When Edmonton Oilers GM Craig MacTavish decided to finally pull the trigger on the David Perron for Magnus Paajarvi swap, everyone knew Edmonton would be getting the better player in the here and now. If the first ten games of his Oilers career are any indication of what fans can expect from the twenty-five year old winger, it's hard to not be impressed.
Perron is arguably as good an all around player head coach Dallas Eakins currently has at his disposal and is without question the lone Oilers skilled forward who has shown a willingness to try and actually get under the skin of the opposition on a nightly basis. In all honesty, he is the exact sort of player this lineup has been void of for sometime and one they could most certainly use more of.
The former first round pick plays with an edge every time he hits the ice and apparently has never seen a scrum he hasn't wanted to jump into and be part of. Perron's been used up and down the Oilers lineup through the opening three weeks of the season and in every situation imaginable. He currently sits fourth among forwards in ice-time at 20:36, trailing only Ryan Nugent-Hopkins, Jordan Eberle and Taylor Hall.
With seven points in ten games, Perron has been able to contribute on the scoresheet but has yet to find the mark from a goal scoring standpoint. He has just one goal to show for his team leading shot total of 32 and currently sits with an ugly 3.1% shooting percentage.
While Perron has never been a big goal scorer during the first six years of his career, he does have two 20 goal campaigns under his belt and manged to score 84 times in 340 games with St. Louis. If you pro-rate that over a full season, that would make the Oilers #57 a twenty goal guy. At the moment, he's on pace to score just nine.
However, as I eluded to earlier, shooting the puck hasn't been a problem for the native of Sherbrooke, Quebec.

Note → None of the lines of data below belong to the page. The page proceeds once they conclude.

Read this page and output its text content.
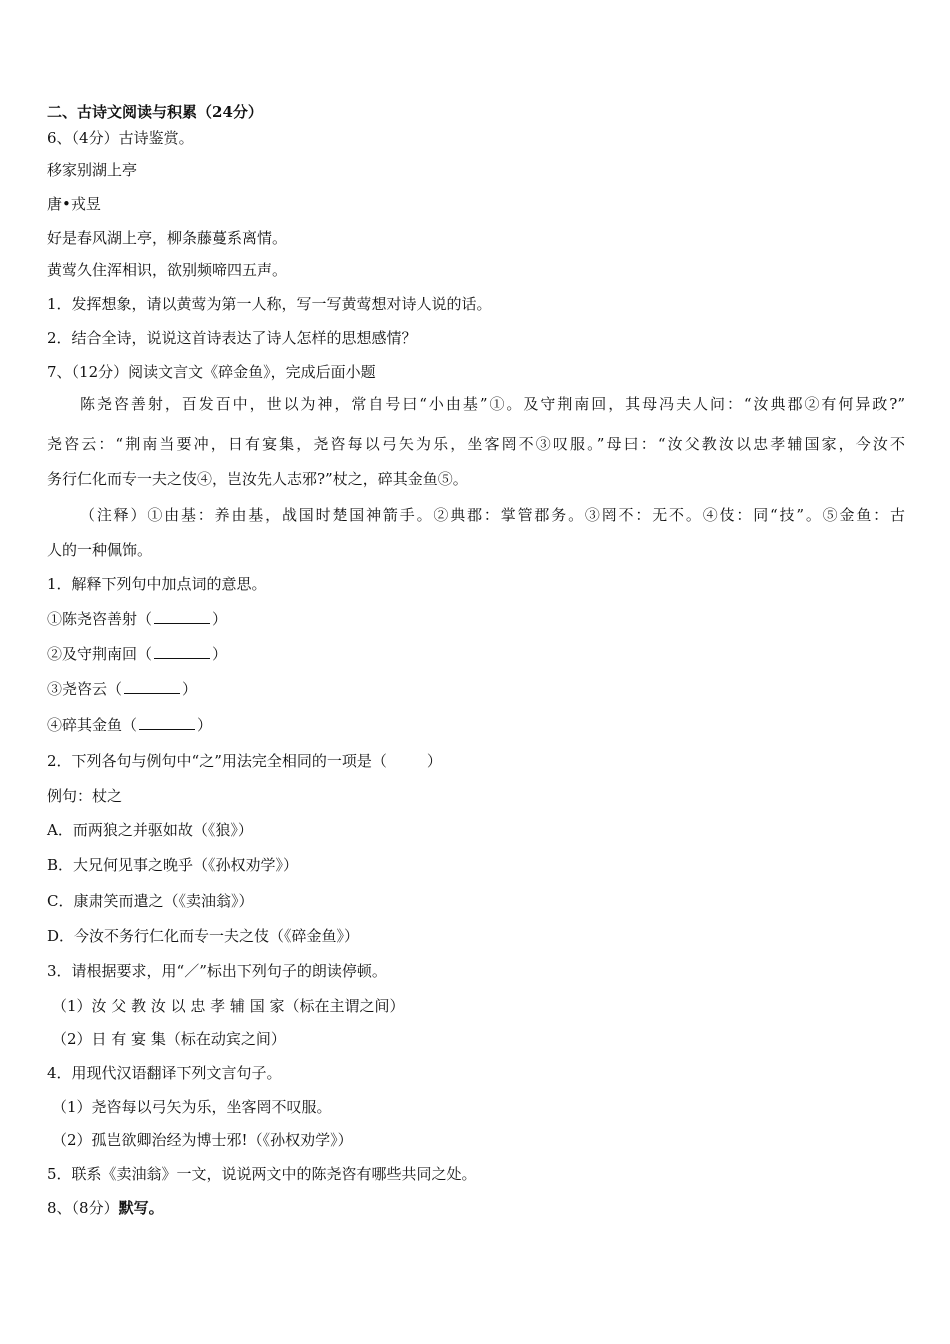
二、古诗文阅读与积累（24分）
6、（4分）古诗鉴赏。
移家别湖上亭
唐•戎昱
好是春风湖上亭，柳条藤蔓系离情。
黄莺久住浑相识，欲别频啼四五声。
1．发挥想象，请以黄莺为第一人称，写一写黄莺想对诗人说的话。
2．结合全诗，说说这首诗表达了诗人怎样的思想感情？
7、（12分）阅读文言文《碎金鱼》，完成后面小题
陈尧咨善射，百发百中，世以为神，常自号曰“小由基”①。及守荆南回，其母冯夫人问：“汝典郡②有何异政?”
尧咨云：“荆南当要冲，日有宴集，尧咨每以弓矢为乐，坐客罔不③叹服。”母曰：“汝父教汝以忠孝辅国家，今汝不
务行仁化而专一夫之伎④，岂汝先人志邪?”杖之，碎其金鱼⑤。
（注释）①由基：养由基，战国时楚国神箭手。②典郡：掌管郡务。③罔不：无不。④伎：同“技”。⑤金鱼：古
人的一种佩饰。
1．解释下列句中加点词的意思。
①陈尧咨善射（	）
②及守荆南回（	）
③尧咨云（	）
④碎其金鱼（	）
2．下列各句与例句中“之”用法完全相同的一项是（	）
例句：杖之
A．而两狼之并驱如故（《狼》）
B．大兄何见事之晚乎（《孙权劝学》）
C．康肃笑而遣之（《卖油翁》）
D．今汝不务行仁化而专一夫之伎（《碎金鱼》）
3．请根据要求，用“／”标出下列句子的朗读停顿。
（1）汝 父 教 汝 以 忠 孝 辅 国 家（标在主谓之间）
（2）日 有 宴 集（标在动宾之间）
4．用现代汉语翻译下列文言句子。
（1）尧咨每以弓矢为乐，坐客罔不叹服。
（2）孤岂欲卿治经为博士邪!（《孙权劝学》）
5．联系《卖油翁》一文，说说两文中的陈尧咨有哪些共同之处。
8、（8分）默写。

Over a full 82 game schedule, Perron is on pace to fire 262 pucks on net, which would absolutely obliterate his previous career high of 166 in 2009-10. His shooting percentage has fluctuated all over the map during his time with the Blues, with a high of 19.1% and a low of 9.3%.
Heading into 2013-14, his career mark was 13.5%, making him a 35 goal man on 262 shot attempts. Now that hardly means a 30 goal campaign is a lock for the talented winger but should he keep firing pucks on goal at the same clip he has to start the year, even a rather disappointing total of 10% would translate into him scoring 26 times.
Expecting David Perron to finish somewhere in the neighbourhood of 20-25 goals seems to be more than fair and quite realistic. When you consider the quality of linemate he is playing with, the sheer volume of shots he is taking and the amount of ice-time he is logging, it appears to be more a matter of when Perron will breakout, rather than if he will.
From a team standpoint, the quicker he regains his scoring touch, the better off they will be. With Nail Yakupov still struggling to find his game and Taylor Hall likely to be missing from the lineup for at least the next four weeks, the Edmonton Oilers are going to have to rely heavily on the man who was arguably their biggest off-season acquisition.